I am a little curious about what the right scaling around map size should be. Not even stuff like unit speed, but like, if I'm playing on a tiny map, I probably should have a lower settlement limit, a lower requirement for resources and wonders to complete those tiers, and so on, right?
Of course, on the flipside, if you have a larger map with more civs, you have more competition for the same fixed pool of wonders, so it becomes harder to actually get those numbers.
I disagree, smaller map has less players, so the total settlements available is the same.
The only thing that should be affected by map size are
1. unit movement (this is already adjusted by gamespeed…small/large maps should be played on fast/slow speeds)

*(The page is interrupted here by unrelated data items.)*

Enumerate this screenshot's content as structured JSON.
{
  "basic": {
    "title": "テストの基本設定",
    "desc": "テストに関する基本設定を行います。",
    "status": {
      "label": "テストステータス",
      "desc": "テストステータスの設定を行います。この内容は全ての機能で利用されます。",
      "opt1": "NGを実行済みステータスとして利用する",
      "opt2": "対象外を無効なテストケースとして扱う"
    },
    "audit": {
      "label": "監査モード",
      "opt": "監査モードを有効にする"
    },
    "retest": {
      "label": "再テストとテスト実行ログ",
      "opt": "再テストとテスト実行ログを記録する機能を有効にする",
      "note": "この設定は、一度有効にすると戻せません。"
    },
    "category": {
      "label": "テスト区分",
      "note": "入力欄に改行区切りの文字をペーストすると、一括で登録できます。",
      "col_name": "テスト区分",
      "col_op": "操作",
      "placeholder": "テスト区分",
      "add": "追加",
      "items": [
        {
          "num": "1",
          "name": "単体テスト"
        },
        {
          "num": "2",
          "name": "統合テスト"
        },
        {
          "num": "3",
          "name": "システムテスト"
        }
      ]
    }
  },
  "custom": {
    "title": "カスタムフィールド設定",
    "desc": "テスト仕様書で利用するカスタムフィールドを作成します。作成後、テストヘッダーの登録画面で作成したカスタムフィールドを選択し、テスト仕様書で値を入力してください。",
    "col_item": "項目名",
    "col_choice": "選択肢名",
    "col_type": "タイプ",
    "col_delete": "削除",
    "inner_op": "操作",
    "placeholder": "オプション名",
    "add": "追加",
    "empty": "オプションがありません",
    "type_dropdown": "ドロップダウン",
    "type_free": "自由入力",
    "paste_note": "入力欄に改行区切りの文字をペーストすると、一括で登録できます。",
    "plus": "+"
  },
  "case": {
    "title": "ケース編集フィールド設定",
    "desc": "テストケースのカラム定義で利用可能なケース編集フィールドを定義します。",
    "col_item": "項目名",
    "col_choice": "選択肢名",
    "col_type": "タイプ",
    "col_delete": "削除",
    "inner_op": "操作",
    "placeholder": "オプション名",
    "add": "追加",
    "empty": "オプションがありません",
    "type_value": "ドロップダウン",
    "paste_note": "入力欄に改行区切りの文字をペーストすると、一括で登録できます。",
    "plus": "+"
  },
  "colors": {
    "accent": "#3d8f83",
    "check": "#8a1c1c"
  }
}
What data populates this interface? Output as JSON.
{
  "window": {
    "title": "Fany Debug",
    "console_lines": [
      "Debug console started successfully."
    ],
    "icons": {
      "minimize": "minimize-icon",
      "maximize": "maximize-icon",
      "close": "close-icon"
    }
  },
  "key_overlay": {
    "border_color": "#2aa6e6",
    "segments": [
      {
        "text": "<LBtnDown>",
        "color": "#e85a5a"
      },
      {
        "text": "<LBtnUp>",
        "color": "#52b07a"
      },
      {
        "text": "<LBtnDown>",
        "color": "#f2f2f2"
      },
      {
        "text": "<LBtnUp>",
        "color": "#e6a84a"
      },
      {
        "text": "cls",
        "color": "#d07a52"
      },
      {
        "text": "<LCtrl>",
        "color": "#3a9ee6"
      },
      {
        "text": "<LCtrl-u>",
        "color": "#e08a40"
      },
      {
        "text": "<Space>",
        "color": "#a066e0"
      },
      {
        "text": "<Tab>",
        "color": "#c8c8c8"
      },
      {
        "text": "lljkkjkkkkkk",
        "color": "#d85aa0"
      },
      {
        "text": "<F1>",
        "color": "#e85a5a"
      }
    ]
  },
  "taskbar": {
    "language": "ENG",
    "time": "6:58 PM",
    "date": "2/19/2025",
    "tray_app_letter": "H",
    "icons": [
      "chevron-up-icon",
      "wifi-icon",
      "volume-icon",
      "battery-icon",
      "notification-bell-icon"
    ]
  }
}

2. Anything from other “players” (resources from trade routes, bonuses from CS, bonuses from diplomacy, risks from War, Wonder competition) is more on a large map
#2 is partially compensated for through influence…to do almost** anything with another player/IP
**First Trade Route to a civ being an exception that might be important…they might need to not allow you to make any trade routes without spending influence (or maybe you can propose your first 1-3 for free but not 1 per other civ)
**Wonder competition being another…but right now there are 10 generic Wonders in antiquity….so 20 total in base game…this increases with DLC since each Antiquity civ will add an Antiquity Wonder, but right now
5 to 2.5 wonders/player depending on map size.
With Wonders there is more than just the competition since there is the production cost, which gets refunded if you lose the competition….But I could see a need for more Wonders before larger maps are opened up/are well balanced.
**The last I can think of is commander exp this is more a game speed issue which means that faster speeds should require less EXP for each level.